Immer mehr Menschen in Deutschland kämpfen mit psychischen Erkrankungen und warten dringend auf Therapieplätze. In Bad Oldesloe ist die Praxis von Psychotherapeutin Dorethee Dechmann vollständig ausgelastet. Sie hat ihre Warteliste auf acht Personen beschränkt und muss immer wieder Menschen mit Depressionen und anderen psychischen Erkrankungen abweisen. Der Grund dafür ist nicht allein die hohe Nachfrage, sondern auch die veraltete Bedarfsplanung der Kassenärztlichen Vereinigung Schleswig-Holstein (KVSH), die auf den 1990er Jahren basiert. Diese Planung macht es nahezu unmöglich, neue Therapieplätze zu schaffen, obwohl die Zahl der psychisch erkrankten Personen in der Region stetig wächst. Laut aktueller Zahlen waren im Jahr 2022 rund 25.400 Menschen im Kreis Stormarn wegen Depressionen in ärztlicher Behandlung, was 11,4 Prozent der Bevölkerung entspricht, während viele weiterhin auf einen Therapieplatz warten müssen. ln-online.de berichtet, dass Dechmann vor zwölf Jahren eine Niederlassung von der KVSH erhielt und somit viel Erfahrung im Kostenerstattungsverfahren hat.

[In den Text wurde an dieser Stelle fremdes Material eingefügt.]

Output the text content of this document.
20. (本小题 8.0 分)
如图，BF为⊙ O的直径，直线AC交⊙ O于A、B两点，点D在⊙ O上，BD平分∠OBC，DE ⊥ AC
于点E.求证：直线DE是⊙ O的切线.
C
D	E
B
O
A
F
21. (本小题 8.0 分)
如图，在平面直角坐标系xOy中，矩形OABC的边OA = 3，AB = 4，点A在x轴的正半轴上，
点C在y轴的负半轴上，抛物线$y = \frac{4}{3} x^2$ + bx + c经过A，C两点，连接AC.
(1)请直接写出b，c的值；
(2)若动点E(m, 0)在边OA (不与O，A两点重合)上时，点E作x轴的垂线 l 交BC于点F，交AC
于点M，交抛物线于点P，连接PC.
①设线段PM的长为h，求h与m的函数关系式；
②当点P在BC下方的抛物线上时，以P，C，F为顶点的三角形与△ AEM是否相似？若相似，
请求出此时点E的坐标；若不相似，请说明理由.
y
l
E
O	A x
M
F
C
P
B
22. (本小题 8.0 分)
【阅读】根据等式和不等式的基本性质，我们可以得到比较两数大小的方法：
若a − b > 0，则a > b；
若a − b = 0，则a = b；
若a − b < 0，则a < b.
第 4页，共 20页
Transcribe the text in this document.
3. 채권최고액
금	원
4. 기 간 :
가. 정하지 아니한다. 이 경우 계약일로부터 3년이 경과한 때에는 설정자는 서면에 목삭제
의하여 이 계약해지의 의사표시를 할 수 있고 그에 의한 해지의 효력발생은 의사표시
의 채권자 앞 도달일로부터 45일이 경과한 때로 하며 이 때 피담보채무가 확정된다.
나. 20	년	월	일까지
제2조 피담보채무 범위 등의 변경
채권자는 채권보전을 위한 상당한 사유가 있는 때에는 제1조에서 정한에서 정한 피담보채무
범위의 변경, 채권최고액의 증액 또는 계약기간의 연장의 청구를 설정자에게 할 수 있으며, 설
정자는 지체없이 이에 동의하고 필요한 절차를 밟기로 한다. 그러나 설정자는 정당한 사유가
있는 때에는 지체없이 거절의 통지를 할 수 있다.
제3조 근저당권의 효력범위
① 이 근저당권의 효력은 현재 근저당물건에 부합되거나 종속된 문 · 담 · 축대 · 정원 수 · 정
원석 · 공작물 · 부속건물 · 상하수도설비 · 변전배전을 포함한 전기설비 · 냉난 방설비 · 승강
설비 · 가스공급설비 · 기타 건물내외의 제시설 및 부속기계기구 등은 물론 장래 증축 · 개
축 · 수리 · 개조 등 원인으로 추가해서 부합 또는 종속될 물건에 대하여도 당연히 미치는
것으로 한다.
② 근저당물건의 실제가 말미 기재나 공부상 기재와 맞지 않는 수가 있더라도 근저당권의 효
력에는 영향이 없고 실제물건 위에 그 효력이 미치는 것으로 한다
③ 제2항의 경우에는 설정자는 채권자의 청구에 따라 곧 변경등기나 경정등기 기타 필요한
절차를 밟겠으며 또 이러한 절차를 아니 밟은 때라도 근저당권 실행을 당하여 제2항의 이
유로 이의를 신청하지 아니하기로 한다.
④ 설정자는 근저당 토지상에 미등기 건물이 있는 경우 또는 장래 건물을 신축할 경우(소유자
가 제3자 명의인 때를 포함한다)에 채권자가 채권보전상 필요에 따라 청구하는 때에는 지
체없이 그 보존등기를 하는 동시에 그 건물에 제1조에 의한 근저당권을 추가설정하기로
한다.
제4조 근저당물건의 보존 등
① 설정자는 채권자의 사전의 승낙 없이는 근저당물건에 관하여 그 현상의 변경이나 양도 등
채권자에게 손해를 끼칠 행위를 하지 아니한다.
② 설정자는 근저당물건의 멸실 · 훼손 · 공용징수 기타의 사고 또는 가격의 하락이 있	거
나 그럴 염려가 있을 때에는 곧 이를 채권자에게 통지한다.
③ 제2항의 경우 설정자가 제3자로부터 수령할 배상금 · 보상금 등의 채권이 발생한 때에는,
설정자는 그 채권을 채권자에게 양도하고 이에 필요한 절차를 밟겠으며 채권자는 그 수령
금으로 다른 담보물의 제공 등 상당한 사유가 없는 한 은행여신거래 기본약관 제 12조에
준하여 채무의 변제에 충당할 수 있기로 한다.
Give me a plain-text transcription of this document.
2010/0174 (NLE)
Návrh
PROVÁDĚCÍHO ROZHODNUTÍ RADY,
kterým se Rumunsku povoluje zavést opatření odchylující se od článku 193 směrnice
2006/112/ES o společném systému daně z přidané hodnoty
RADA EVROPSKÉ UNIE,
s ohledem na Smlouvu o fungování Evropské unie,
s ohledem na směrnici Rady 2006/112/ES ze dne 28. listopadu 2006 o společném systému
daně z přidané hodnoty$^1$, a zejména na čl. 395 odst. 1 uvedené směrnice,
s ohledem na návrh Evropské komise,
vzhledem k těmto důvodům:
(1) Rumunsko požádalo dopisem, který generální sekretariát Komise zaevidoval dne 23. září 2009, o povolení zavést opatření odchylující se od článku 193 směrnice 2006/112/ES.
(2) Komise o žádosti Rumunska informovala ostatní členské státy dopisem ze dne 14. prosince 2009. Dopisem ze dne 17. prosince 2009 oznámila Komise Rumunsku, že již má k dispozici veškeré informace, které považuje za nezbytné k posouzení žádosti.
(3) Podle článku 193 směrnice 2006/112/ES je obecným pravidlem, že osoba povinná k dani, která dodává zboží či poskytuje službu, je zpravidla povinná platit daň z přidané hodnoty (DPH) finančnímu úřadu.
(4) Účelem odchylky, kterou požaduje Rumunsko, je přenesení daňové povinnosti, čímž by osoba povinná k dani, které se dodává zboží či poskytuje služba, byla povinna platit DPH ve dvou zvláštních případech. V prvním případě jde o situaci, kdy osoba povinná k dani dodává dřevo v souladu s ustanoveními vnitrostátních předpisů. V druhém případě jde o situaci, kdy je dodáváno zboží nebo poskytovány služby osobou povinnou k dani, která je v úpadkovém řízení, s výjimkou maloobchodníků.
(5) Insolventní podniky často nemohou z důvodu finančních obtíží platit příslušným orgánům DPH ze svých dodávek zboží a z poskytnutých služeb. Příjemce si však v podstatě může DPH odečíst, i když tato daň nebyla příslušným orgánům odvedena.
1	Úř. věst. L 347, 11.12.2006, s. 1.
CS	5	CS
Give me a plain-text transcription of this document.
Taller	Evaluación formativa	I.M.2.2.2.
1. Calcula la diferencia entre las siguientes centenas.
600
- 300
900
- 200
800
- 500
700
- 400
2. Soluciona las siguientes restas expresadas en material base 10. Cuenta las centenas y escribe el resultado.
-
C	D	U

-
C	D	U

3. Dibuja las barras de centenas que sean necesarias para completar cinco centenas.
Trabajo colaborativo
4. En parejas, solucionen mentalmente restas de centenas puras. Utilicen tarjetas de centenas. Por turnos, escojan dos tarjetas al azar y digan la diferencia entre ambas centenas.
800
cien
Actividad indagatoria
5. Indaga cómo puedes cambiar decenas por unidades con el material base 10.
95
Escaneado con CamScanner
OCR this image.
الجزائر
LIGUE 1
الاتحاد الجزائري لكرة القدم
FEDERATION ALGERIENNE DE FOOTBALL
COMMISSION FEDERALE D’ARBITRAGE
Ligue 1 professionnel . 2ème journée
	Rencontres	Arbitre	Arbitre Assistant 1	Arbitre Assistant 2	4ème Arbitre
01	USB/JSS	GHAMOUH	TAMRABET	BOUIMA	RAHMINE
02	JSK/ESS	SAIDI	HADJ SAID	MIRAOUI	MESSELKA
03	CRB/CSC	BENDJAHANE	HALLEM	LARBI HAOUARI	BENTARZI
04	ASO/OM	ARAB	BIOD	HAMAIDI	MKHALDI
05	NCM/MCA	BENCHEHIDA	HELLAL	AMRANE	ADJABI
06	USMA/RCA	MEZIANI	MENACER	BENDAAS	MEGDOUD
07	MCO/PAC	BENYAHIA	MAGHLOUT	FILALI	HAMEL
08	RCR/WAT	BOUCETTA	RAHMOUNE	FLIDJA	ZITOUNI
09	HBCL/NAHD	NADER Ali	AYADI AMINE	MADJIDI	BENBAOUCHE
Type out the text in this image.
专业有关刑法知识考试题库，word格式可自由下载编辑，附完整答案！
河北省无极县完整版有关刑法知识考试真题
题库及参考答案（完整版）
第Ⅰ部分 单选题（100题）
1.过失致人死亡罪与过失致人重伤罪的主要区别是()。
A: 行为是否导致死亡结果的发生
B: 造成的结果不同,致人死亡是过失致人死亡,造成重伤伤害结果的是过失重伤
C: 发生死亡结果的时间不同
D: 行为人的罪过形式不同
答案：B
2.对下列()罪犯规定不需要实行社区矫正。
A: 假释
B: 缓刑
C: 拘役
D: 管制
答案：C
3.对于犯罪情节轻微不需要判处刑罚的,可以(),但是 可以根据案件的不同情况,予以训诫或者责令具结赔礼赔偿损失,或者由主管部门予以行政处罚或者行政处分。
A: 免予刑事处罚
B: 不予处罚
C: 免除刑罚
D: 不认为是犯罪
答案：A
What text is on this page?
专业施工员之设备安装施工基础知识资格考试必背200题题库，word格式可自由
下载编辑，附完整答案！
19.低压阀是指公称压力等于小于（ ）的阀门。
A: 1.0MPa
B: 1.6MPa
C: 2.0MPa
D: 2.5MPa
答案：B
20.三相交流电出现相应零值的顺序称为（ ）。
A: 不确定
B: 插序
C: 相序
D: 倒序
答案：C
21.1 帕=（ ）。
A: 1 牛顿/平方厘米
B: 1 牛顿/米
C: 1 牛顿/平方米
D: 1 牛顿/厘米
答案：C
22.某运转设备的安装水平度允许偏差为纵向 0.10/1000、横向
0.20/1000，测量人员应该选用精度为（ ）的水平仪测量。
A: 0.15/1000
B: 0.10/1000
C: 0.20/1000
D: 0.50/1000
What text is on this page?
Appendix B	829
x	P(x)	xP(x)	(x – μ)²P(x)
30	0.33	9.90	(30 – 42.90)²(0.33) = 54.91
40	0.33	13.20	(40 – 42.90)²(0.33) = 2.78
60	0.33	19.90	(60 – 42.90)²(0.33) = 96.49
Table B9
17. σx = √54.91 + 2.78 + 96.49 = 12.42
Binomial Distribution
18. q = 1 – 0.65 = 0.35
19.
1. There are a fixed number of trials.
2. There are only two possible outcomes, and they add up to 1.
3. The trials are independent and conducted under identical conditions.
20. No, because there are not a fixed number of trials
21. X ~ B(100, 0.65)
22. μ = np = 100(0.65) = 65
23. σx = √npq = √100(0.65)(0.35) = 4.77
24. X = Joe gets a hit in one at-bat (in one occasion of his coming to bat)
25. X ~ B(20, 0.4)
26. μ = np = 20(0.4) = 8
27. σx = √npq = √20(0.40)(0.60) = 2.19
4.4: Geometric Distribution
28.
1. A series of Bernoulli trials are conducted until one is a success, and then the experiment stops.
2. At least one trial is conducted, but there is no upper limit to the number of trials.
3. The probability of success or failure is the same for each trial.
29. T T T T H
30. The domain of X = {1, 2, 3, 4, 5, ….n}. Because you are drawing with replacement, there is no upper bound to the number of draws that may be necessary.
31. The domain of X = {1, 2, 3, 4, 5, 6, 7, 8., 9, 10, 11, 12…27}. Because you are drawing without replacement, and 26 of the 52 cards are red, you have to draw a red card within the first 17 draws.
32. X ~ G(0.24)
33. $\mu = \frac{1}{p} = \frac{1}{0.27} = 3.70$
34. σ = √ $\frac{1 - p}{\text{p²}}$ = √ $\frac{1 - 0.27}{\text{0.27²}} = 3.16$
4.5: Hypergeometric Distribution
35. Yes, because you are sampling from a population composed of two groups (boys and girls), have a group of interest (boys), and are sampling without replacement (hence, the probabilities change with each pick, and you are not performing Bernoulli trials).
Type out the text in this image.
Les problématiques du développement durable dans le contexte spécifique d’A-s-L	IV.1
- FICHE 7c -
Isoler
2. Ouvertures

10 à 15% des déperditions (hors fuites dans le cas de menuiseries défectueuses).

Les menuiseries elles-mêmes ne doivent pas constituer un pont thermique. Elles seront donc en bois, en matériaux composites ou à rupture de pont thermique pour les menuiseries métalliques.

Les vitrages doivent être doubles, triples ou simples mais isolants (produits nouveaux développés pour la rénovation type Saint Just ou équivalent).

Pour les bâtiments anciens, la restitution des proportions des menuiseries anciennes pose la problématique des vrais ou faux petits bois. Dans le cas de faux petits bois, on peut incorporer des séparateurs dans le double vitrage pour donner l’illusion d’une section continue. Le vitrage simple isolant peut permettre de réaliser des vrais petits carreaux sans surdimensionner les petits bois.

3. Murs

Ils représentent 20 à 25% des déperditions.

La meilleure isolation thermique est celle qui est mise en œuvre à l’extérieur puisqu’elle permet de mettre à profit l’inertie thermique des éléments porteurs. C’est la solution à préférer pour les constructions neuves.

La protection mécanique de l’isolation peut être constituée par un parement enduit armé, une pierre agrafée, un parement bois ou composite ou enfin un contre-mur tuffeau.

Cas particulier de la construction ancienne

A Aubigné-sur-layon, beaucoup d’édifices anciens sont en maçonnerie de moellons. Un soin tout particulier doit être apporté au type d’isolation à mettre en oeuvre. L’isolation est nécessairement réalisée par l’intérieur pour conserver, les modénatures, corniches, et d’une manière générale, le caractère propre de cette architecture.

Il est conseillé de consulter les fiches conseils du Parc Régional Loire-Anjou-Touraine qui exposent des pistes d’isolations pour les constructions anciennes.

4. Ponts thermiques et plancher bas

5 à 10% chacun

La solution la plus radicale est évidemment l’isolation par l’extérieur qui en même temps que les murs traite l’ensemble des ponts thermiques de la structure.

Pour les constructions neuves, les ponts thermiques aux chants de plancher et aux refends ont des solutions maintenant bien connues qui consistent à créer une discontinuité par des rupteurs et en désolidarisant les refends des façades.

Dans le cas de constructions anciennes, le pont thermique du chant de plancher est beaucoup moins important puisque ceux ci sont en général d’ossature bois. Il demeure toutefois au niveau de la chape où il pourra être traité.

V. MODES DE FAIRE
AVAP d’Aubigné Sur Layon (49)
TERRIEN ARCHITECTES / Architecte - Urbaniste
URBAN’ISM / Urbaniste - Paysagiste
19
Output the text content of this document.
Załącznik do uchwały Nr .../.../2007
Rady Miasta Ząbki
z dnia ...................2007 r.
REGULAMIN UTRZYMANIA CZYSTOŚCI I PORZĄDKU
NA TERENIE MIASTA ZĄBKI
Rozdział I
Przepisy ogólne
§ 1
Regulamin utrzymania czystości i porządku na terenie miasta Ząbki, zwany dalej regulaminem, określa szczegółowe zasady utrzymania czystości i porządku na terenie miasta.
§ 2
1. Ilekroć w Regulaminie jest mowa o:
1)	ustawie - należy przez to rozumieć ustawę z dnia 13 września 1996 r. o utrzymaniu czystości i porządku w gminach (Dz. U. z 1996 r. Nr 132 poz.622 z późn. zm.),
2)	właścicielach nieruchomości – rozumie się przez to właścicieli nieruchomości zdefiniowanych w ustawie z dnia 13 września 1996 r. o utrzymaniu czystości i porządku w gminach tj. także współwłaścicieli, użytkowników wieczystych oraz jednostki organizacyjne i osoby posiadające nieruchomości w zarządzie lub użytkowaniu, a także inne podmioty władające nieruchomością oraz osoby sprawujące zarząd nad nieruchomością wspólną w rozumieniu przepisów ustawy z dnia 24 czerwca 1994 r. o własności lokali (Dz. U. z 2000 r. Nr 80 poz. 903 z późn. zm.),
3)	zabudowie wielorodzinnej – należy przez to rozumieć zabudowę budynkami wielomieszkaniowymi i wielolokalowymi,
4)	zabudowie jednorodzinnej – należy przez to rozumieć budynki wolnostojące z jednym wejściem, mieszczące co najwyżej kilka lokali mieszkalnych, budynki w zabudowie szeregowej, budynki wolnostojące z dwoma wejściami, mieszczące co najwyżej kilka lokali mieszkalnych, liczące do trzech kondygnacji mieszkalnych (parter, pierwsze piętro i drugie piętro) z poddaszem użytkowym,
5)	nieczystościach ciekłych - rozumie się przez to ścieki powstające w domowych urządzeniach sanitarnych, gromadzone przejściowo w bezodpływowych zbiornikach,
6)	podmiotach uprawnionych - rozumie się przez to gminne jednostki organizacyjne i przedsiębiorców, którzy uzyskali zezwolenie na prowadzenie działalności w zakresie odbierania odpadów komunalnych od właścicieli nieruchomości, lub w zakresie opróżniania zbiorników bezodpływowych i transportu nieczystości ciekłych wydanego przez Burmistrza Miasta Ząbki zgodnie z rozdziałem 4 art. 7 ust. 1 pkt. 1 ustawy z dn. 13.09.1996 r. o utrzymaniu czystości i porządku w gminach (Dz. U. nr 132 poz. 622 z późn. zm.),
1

Eine zentrale Herausforderung ist die Bedarfsplanung, die durch den Gemeinsamen Bundesausschuss (G-BA) geregelt wird. Diese Planung stammt aus dem Jahr 1999 und legt fest, dass neue Kassensitze für Therapeuten nur bei frei werdenden Sitzen vergeben werden. Dies hat zur Folge, dass in ländlichen Bereichen, wo der Bedarf möglicherweise höher ist, nicht genügend Therapieplätze zur Verfügung stehen. Trotz der Erkenntnisse, dass es keine wissenschaftlichen Belege dafür gibt, dass Menschen in ländlichen Regionen seltener psychisch erkranken, bleibt die Verteilung der Kassensitze ein ungelöstes Problem. Die zeitliche Prognose für die Wartezeiten wird unterschiedlich beurteilt. Der G-BA gibt an, dass die maximale Wartezeit nur 15 Tage beträgt, während die Bundespsychotherapeutenkammer diese Einschätzung als methodisch schwach kritisiert. wdr.de informiert darüber, dass der G-BA nicht die Anzahl der Kassensitze als Hauptproblem sieht, sondern deren Verteilung.
Bedarf und Reformbedarf
Mit nur 83 niedergelassenen Psychotherapeuten auf etwa 52,5 Stellen in Stormarn ist die Region laut KVSH als überversorgt eingestuft, was neue Niederlassungen ausschließt. Dorethee Dechmann fordert eine umfassende Reform der Bedarfsplanung, um den gestiegenen Bedarf an Therapieplätzen zu decken. Sie weist auch auf die Möglichkeit digitaler Gesundheitsanwendungen hin, die jedoch nicht die persönliche Therapie ersetzen können. „Die Motivation für die Nutzung von Apps fehlt oft“, so Dechmann, die zusätzlich empfiehlt, dass Betroffene sich in ihrem Umfeld verständigen und nicht isoliert bleiben sollen.
Die Backlog-Situation wird durch Petitionen unterstützt, die das derzeitige System kritisieren und auf Reformen drängen. Insbesondere die regierende Ampelkoalition hatte im Koalitionsvertrag angekündigt, die Wartezeiten signifikant zu reduzieren. Bislang sind jedoch keine nennenswerten Fortschritte zu verzeichnen, wie im Bundestag erwähnt wird. Die Realität bleibt, dass sowohl neue Therapeuten als auch psychisch Erkrankte unter den restriktiven Bedingungen leiden, die durch eine nicht angepasste Bedarfsplanung entstehen.